The proposal, supported by Germany, to limit the excessive profits of electricity producers and redistribute the money to consumers will also be discussed. According to diplomats, the measure has met with approval in several EU countries – also because some have already implemented their own version of an excess profit tax. But, as always, there is still much to be clarified at European level, especially on a sensitive issue like energy.
Electricity from gas-fired power plants drives up the price – and the profits:
Since the price of gas has risen sharply against the background of the war in Ukraine, electricity has also become more expensive. This is because the price of electricity is determined by the most expensive switched-on power plant required for production. If demand is low, cheap electricity from wind power, for example, is sufficient. Currently, however, expensive gas-fired power plants have to be used to meet demand – and the price depends on them. Other energy producers who generate electricity more cheaply – for example from wind, solar or nuclear power – make big profits because they can also sell their electricity at the higher price.
Distribute excessive profits to consumers:
Some of these “chance profits” could now be skimmed off and used to relieve consumers. The EU Commission has proposed introducing a cap on the revenue of companies that produce electricity from cheaper sources than gas – such as wind, solar, nuclear power or coal. What goes beyond this maximum price should be skimmed off by the state and redistributed to consumers – similar to an excess profit tax. The proposals are similar to the federal government’s plans.

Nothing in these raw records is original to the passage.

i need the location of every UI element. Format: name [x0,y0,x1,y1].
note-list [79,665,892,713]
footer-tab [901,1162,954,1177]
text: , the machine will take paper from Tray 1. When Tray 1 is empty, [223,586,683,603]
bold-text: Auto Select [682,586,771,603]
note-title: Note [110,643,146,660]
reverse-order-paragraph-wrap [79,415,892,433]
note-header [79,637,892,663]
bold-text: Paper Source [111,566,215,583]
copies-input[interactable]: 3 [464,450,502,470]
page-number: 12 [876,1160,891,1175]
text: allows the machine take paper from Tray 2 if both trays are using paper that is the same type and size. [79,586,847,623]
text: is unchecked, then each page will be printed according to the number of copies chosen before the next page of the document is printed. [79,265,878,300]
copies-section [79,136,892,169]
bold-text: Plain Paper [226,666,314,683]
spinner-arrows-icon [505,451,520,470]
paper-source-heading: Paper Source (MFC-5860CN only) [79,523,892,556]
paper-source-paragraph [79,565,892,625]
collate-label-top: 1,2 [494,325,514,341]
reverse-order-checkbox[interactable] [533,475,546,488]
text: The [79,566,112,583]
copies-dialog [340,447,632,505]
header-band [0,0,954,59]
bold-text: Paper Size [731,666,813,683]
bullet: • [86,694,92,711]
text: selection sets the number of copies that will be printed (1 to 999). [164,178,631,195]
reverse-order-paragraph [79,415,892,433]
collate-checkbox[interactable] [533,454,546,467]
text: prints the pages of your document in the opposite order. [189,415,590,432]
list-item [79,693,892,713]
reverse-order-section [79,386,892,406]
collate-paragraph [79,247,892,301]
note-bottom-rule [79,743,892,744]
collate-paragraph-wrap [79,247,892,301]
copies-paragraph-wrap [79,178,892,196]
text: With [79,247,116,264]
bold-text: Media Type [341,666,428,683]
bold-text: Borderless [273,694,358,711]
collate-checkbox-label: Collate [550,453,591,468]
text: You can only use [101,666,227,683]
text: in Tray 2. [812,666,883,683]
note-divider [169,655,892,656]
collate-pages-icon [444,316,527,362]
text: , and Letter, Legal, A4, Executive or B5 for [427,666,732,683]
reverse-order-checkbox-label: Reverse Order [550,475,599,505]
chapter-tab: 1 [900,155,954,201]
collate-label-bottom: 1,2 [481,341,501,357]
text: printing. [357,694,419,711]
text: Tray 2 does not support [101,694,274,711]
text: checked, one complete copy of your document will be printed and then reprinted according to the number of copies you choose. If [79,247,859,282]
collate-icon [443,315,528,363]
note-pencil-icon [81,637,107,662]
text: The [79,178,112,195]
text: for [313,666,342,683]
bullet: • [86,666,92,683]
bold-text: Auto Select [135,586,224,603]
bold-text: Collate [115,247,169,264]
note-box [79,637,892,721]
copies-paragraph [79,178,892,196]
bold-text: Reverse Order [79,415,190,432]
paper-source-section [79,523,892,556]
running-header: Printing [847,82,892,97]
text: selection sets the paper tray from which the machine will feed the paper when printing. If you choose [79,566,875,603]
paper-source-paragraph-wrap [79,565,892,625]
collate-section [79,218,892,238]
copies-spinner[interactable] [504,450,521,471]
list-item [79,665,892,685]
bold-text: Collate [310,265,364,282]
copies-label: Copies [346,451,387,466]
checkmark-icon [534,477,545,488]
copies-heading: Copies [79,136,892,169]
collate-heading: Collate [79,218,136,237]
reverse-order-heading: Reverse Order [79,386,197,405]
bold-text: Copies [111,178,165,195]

According to a first draft of a European law that is available to the German Press Agency, the revenue limit could be set at 200 euros per megawatt hour. That would be about half of the current electricity price on the German wholesale market, which was recently around 440 euros per megawatt hour.
Solidarity levy for oil and gas companies:
In addition, Commission President Ursula von der Leyen also wants oil and gas companies with excessively large profits on the balance sheet. These could be obliged to pay a solidarity contribution. “All energy sources must contribute to overcoming this crisis,” says von der Leyen, without giving details.
Save electricity:
As a further measure, von der Leyen proposes a binding target for reducing electricity consumption at peak times. During these times, electricity is particularly expensive because the expensive gas is used for production on the market during peak demand. According to the draft, the binding target could be set at five percent. According to diplomats, there is a lot of encouragement for energy-saving measures.
Save energy suppliers from bankruptcy:
Due to the large jumps in prices and uncertainty in the markets, energy companies, some of which do business well in advance, can run into payment difficulties. The EU Commission therefore wants to support energy suppliers and adapt the EU state aid rules so that state aid can be provided quickly in an emergency. This is also a measure that meets with few objections, diplomats said.
Price cap for Russian gas:
In order to reduce Russia’s revenues, the EU Commission is proposing to only buy Russian gas if it does not exceed a certain price. However, diplomatic sources said that many countries had concerns. Russian President Vladimir Putin has threatened to stop supplying gas to the EU in the event of a gas price cap. Countries like Hungary are still heavily dependent on Russian supplies. Overall, according to EU figures, Russian gas still accounts for 9 percent of gas imports into the EU, compared with 40 percent at the beginning of the war.
How it goes on:
If the ministers can agree on a common direction, the EU Commission intends to make concrete legislative proposals as early as Tuesday. The EU countries would then have to agree to this. If the countries do not agree, there could be a European patchwork of measures. The federal government has already announced that it will implement a revenue cap for electricity companies itself if things don’t go fast enough at EU level. Until when exactly is open.